Louisiana, the state where this occurred, has some of the weakest — if not the weakest — gun laws in the nation. To give just one example, Louisiana recently enacted an NRA-backed state constitutional amendment providing that “the right of each citizen to keep and bear arms is fundamental and shall not be infringed,” and that “any restriction on this right” will be met with maximal skepticism by the states’ courts. The amendment also stripped out language permitting the state legislature to “prohibit the carrying of weapons concealed on a person.”
Similarly, Louisiana does not require gun dealers to obtain a state license. It does not limit the number of guns that may be purchased at one time. It forbids local governments from regulating firearms. And it has no laws restricting assault weapons or .50 caliber rifles. One study of all 50 states’ gun laws concluded that Louisiana has the laxest gun laws of any state.

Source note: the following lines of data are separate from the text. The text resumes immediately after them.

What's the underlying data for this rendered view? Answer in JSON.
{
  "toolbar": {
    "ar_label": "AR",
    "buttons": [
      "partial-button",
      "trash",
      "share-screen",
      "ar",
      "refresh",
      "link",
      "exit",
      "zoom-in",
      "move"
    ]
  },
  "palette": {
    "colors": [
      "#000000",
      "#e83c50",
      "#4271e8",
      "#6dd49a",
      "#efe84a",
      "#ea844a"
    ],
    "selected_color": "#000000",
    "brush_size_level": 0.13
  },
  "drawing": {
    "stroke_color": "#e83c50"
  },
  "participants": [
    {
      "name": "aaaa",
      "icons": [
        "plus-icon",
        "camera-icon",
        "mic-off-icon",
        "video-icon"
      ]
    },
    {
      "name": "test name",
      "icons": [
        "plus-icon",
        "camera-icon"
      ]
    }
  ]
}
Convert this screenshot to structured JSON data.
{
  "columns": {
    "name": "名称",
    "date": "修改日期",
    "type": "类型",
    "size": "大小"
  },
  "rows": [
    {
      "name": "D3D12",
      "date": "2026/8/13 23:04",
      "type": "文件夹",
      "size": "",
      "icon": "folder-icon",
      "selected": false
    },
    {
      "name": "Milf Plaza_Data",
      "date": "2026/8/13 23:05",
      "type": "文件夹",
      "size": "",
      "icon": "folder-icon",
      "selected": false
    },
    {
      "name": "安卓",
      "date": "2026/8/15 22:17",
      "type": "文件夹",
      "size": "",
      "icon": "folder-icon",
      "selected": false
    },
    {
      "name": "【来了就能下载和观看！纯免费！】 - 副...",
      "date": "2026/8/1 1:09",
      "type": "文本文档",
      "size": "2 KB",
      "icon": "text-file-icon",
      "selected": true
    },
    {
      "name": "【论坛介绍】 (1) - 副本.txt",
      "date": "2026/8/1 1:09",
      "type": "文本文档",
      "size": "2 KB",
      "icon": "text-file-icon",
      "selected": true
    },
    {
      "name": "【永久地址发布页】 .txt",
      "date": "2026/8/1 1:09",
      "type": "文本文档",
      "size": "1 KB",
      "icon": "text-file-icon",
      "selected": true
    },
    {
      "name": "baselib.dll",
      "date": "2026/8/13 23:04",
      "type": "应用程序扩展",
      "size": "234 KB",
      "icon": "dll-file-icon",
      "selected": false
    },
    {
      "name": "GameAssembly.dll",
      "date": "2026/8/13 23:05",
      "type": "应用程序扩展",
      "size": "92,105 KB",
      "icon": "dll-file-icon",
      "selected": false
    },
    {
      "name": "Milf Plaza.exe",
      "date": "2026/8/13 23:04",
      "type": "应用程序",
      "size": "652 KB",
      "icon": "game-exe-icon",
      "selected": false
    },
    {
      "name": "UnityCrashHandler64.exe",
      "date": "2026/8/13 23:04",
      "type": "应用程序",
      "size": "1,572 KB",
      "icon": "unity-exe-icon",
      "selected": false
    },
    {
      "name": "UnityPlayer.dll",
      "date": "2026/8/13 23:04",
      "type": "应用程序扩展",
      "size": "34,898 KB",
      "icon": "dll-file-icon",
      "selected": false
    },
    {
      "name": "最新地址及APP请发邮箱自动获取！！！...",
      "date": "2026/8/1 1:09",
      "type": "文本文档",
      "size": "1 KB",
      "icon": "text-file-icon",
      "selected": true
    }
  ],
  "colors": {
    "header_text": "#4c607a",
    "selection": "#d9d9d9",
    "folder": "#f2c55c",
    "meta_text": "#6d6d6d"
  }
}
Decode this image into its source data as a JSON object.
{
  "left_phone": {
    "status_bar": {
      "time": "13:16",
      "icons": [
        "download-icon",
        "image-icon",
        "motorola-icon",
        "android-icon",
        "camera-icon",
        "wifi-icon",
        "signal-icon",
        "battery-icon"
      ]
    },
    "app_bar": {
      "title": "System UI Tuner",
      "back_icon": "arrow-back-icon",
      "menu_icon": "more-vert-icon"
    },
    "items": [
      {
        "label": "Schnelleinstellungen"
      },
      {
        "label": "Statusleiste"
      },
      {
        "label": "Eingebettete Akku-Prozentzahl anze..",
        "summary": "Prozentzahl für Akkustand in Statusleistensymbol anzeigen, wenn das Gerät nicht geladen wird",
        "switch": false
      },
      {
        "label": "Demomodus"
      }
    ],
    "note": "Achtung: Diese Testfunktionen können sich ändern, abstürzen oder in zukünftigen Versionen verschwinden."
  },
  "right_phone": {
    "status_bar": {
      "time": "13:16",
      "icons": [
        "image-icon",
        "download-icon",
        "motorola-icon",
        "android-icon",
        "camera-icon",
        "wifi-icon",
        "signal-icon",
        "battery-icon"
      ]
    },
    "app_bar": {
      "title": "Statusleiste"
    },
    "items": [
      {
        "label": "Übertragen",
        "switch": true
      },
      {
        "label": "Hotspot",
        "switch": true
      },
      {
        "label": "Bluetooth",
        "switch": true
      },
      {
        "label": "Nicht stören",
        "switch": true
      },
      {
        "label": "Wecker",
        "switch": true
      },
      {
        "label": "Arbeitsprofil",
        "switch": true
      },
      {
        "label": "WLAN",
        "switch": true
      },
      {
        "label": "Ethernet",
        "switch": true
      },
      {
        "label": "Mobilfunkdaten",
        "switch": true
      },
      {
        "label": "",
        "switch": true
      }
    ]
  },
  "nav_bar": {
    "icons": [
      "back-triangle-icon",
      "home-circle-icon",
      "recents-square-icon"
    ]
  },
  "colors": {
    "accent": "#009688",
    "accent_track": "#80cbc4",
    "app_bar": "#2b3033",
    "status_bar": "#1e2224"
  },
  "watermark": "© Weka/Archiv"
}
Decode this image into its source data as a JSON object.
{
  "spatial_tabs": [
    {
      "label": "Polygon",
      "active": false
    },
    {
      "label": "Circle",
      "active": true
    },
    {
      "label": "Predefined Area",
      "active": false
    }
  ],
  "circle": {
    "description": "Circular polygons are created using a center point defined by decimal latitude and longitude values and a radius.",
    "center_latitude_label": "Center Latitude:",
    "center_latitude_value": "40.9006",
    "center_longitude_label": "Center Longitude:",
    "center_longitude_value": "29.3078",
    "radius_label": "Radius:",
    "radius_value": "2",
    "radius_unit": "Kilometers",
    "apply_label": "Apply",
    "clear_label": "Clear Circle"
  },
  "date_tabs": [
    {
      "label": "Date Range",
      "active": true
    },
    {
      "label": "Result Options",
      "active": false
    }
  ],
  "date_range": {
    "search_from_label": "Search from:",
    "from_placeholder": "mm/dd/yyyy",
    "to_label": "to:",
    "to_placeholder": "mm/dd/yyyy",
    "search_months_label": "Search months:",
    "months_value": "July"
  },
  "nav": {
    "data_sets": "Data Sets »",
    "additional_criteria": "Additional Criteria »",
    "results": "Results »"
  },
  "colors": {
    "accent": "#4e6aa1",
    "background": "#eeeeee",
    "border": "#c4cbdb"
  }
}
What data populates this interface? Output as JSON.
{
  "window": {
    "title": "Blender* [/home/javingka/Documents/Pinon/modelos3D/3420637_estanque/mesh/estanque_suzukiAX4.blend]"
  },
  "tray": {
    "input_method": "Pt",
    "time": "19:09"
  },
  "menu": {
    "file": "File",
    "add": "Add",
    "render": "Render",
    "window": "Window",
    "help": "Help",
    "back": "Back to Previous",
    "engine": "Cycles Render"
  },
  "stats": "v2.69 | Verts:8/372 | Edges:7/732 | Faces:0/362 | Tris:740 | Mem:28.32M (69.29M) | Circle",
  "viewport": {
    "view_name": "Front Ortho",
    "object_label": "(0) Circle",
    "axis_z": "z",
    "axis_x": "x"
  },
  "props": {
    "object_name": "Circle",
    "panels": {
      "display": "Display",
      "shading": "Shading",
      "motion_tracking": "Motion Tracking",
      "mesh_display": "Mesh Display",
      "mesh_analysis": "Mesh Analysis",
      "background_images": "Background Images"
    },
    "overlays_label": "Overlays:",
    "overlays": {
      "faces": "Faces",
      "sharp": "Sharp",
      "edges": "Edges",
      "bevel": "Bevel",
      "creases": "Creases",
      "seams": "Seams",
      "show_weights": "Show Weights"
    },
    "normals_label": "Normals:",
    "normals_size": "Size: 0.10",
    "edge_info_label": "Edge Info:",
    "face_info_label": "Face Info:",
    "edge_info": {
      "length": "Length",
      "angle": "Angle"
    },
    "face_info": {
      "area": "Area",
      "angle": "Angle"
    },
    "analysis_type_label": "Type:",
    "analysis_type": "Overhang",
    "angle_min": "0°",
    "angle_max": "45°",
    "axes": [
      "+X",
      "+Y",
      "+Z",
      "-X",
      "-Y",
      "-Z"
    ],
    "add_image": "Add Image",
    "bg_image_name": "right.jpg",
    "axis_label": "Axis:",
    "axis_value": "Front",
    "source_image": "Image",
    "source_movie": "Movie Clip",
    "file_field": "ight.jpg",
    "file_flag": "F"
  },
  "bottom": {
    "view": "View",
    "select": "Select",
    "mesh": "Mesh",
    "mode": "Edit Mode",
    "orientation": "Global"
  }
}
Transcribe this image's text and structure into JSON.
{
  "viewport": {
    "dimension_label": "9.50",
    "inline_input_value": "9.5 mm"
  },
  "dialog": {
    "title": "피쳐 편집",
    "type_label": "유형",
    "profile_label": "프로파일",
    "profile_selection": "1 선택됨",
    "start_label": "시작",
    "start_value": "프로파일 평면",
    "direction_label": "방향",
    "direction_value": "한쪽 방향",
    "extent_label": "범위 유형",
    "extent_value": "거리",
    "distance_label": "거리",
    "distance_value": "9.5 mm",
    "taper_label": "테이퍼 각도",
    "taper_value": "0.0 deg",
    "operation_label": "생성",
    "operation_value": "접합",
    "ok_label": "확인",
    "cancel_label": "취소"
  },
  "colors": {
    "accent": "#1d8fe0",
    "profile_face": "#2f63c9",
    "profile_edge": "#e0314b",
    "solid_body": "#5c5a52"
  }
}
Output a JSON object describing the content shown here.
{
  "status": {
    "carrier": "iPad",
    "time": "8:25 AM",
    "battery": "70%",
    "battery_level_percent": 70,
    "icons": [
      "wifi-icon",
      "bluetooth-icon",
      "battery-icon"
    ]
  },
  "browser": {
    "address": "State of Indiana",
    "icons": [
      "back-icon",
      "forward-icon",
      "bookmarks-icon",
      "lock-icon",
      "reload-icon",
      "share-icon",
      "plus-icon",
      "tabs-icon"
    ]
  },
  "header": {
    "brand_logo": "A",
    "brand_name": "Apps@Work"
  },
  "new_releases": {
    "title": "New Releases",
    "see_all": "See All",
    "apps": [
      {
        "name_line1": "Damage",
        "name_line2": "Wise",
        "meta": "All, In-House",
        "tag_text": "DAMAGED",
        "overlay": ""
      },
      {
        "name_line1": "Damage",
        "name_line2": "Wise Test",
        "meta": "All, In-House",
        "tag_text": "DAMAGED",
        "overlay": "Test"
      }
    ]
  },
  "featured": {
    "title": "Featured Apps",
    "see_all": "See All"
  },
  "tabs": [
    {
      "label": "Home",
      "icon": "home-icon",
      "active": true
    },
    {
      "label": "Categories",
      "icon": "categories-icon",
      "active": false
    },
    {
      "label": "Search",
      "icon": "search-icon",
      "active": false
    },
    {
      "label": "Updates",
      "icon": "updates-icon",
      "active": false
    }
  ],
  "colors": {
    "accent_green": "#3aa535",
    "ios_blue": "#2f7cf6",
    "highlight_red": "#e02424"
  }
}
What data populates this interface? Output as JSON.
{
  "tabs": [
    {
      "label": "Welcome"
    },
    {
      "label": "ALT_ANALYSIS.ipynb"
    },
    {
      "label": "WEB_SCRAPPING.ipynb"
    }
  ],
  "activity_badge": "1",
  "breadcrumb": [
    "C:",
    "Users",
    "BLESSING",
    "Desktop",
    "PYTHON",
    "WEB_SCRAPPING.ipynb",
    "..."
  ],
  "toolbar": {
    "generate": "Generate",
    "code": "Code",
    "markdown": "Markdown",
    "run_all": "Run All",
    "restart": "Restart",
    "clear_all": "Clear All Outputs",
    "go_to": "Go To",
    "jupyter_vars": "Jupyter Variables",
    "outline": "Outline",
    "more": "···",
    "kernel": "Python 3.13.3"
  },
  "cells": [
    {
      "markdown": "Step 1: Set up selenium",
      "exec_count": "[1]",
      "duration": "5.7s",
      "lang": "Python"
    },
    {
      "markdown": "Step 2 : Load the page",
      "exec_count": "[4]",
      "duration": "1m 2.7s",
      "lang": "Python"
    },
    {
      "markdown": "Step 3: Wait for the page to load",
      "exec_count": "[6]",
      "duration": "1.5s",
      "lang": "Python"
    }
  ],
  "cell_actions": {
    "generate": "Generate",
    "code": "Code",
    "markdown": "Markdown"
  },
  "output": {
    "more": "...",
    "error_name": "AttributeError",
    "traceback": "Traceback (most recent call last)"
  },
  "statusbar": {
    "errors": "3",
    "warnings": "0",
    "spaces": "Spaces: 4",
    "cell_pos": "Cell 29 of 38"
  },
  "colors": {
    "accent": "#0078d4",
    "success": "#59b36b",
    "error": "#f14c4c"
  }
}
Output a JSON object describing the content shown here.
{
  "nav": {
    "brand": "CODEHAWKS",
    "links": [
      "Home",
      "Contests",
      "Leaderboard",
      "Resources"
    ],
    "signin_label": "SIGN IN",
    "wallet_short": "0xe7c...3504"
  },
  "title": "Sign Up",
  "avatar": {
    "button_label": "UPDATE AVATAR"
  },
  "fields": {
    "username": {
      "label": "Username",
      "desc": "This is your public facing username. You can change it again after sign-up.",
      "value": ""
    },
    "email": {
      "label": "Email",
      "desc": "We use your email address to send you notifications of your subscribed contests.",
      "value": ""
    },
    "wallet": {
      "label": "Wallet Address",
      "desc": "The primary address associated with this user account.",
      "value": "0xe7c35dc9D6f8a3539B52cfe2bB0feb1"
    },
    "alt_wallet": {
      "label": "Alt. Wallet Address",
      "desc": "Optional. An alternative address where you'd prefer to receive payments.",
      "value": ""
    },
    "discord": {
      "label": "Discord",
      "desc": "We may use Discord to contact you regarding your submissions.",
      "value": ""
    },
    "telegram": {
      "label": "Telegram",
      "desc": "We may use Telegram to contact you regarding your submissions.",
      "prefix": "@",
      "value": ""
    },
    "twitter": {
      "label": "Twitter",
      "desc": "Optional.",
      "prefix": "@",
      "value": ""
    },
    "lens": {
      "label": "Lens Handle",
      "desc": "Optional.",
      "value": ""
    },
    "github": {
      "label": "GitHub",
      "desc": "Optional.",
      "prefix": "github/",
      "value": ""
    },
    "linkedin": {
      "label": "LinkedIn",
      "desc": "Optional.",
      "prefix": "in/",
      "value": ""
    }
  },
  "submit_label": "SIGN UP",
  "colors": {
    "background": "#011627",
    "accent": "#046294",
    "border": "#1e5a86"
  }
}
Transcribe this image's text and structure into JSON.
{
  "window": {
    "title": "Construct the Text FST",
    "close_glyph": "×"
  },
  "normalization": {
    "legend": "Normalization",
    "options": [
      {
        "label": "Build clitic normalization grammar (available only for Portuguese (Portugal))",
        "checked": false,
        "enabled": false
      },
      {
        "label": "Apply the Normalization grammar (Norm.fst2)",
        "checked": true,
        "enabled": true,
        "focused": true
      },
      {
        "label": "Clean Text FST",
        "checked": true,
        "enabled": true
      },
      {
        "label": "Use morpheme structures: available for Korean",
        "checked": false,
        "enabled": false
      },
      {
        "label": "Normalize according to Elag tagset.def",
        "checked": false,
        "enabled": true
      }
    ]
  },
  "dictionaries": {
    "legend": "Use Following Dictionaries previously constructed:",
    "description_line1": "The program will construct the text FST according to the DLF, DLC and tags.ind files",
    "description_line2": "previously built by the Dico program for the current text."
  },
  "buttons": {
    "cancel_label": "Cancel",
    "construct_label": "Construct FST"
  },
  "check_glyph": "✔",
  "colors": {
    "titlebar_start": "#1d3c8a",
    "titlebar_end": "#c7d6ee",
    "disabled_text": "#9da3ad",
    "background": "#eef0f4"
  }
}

The National Rifle Association claims that this absence of gun regulation is a good thing, in part, because it enables armed vigilantes to gun down murderers like the man who perpetrated the shooting in Lafayette. But the high rates of gun violence in Louisiana cut strongly against this conclusion. A 2013 report by the Center for American Progress examined all 50 states according to 10 factors related to gun violence. Louisiana received the worst rating of any state on several of these factors, including overall firearm deaths from 2001-2010, firearm homicides in 2010, and firearm homicides among women from 2001-2010. The report also rated Louisiana the worst state overall when all 10 factors were aggregated.
Nor is Louisiana, with its lax gun laws and high rates of gun violence, an outlier. To the contrary, the report concluded that “the 10 states with the weakest gun laws collectively have a level of gun violence that is more than twice as high — 104 percent higher — than the 10 states with the strongest gun laws.”